Thursday, August 2, 2012

A teacher’s posture

Today’s devotional is from a passage that describes Jesus instructing His disciples and then telling them to try again. They had been fishing and caught nothing, but this time they nearly sunk the boat with their catch.
Getting into one of the boats, which was Simon’s, he asked him to put out a little from the land. And he sat down and taught the people from the boat. And when he had finished speaking, he said to Simon, “Put out into the deep and let down your nets for a catch.” And Simon answered, “Master, we toiled all night and took nothing! But at your word I will let down the nets.” And when they had done this, they enclosed a large number of fish, and their nets were breaking. They signaled to their partners in the other boat to come and help them. And they came and filled both the boats, so that they began to sink. (Luke 5:3–7)
As a teacher, I notice something that nearly gets lost in the drama of this narrative. Jesus asked that the boat be moved away from the shore, then sat down to teach.

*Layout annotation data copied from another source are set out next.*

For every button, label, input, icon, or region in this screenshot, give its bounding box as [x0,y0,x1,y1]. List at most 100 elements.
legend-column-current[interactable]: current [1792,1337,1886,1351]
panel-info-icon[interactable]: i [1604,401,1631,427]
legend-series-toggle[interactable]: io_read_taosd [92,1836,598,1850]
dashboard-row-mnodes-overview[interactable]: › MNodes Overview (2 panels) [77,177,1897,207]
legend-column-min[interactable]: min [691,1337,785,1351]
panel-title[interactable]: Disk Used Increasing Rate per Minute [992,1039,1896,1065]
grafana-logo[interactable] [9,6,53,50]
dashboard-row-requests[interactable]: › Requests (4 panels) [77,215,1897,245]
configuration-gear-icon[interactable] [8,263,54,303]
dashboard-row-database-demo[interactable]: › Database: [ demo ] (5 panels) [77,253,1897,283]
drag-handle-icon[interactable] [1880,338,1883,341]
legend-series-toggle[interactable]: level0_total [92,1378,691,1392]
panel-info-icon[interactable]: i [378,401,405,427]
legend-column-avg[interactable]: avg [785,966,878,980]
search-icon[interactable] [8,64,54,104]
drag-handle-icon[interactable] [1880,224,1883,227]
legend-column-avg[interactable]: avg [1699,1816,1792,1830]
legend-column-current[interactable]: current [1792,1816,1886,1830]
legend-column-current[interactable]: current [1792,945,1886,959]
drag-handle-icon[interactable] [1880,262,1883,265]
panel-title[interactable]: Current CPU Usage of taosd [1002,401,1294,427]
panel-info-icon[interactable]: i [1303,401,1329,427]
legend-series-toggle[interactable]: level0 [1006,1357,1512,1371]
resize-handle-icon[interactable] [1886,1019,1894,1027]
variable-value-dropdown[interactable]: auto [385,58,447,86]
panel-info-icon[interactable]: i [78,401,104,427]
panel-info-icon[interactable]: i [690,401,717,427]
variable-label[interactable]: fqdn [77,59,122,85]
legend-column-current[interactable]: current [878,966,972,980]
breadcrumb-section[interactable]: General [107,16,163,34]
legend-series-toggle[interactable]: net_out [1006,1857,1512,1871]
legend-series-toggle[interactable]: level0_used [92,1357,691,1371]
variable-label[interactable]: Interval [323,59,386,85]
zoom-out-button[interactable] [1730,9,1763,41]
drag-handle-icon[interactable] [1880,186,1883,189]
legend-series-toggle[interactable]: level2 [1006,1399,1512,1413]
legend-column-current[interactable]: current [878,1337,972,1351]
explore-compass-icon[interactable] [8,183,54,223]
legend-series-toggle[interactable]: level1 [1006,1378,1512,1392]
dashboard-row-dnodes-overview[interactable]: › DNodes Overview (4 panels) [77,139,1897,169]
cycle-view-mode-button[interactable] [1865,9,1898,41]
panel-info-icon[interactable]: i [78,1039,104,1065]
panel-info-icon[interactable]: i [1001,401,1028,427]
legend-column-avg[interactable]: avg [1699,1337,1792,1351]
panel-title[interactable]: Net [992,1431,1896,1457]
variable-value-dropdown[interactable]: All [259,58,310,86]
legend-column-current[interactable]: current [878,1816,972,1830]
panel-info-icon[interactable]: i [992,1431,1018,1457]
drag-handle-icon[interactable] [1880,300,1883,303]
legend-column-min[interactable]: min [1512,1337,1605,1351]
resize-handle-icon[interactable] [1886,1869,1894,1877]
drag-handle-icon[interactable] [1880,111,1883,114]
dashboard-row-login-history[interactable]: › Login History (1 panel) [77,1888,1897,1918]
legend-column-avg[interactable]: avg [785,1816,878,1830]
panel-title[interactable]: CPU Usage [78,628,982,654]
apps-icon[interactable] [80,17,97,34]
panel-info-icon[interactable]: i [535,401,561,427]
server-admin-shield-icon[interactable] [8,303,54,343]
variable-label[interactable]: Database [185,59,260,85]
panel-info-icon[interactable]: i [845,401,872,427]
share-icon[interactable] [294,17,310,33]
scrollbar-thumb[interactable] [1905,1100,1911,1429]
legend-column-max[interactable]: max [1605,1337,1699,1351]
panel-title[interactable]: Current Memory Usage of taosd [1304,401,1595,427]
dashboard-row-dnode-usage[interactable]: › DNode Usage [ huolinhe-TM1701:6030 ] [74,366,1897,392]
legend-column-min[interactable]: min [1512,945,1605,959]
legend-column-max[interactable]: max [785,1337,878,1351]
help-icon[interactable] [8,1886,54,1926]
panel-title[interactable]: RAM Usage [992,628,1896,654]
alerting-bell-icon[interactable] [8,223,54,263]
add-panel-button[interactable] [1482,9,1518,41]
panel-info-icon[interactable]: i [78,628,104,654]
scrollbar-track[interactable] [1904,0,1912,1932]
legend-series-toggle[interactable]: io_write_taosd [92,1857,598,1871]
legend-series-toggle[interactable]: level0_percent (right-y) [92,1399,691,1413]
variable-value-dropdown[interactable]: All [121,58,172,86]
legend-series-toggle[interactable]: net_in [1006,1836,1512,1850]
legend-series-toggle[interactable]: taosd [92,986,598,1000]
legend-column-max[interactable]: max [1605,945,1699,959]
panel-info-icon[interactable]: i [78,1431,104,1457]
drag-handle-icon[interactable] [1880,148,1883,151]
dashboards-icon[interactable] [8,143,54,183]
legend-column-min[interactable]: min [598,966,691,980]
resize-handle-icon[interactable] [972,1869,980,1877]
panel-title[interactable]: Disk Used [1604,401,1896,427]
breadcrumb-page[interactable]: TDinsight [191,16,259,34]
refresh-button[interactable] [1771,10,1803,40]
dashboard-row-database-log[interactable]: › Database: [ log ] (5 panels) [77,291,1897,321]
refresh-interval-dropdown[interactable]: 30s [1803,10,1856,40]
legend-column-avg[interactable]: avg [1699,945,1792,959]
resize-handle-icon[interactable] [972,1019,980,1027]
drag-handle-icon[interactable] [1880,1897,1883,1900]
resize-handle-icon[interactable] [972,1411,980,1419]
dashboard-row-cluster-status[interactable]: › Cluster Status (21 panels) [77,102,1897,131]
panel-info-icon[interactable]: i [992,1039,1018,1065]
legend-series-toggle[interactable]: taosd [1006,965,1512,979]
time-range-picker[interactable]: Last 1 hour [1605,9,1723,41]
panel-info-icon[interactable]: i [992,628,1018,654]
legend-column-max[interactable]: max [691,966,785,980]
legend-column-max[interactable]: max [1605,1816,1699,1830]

Historians say that the rabbis stood respectfully during the reading of the Scriptures, and sat humbly to teach. From other passages, it seems that this was customary for Jesus also. 

This is not the custom of today. Teachers stand. At least most of them.
The posture of standing can imply superiority and control. Those who stand before us, particularly those elevated on a platform of some sort, seem larger, more authoritative. It gives both teacher and audience a sense of separation and of who is in charge.

Teaching from a sitting position happens in settings where the teacher wants to be part of the group, even part of the learning process. The students are not threatened or intimidated by a teacher who lowers himself to their level, as it were. They are more willing to enter into discussion and even more willing to listen to whatever the others have to say because the teacher is setting this example.

It may have been a custom for the rabbis, but Jesus was wise in choosing to sit. Had He stood, perhaps His voice would have carried better and He would have been more visible. Yet by sitting, the people in the crowd wanted to hear Him, so they had to stop talking among themselves and listen. To hear Him, they had to pay closer attention.

Whatever reasons Jesus had for sitting, this signals to me that He wanted them to know that He did not elevate Himself above them, even though He had every reason to do that. Instead, His posture illustrated His ministry and His attitude.
…. Christ Jesus, who, though he was in the form of God, did not count equality with God a thing to be grasped, but emptied himself, by taking the form of a servant, being born in the likeness of men. And being found in human form, he humbled himself by becoming obedient to the point of death, even death on a cross. (Philippians 2:5–8)
Sitting while I teach takes on new meaning. It says to my class that I am not above any of them, but am here as a learner too, to serve and care for them. Sitting should also be an attitude. Like Jesus, I am to empty myself so that those in the class are pointed to the One who emptied Himself for them. 


You, Lord Jesus, are the Master Teacher. Even though there are benefits and reasons to sit when I teach, because You did it is reason enough for me to do the same. May I have the same attitude of heart also, so that every time I sit to teach, others are reminded of You and that You became One of us that we might experience the grace of God and eternal life.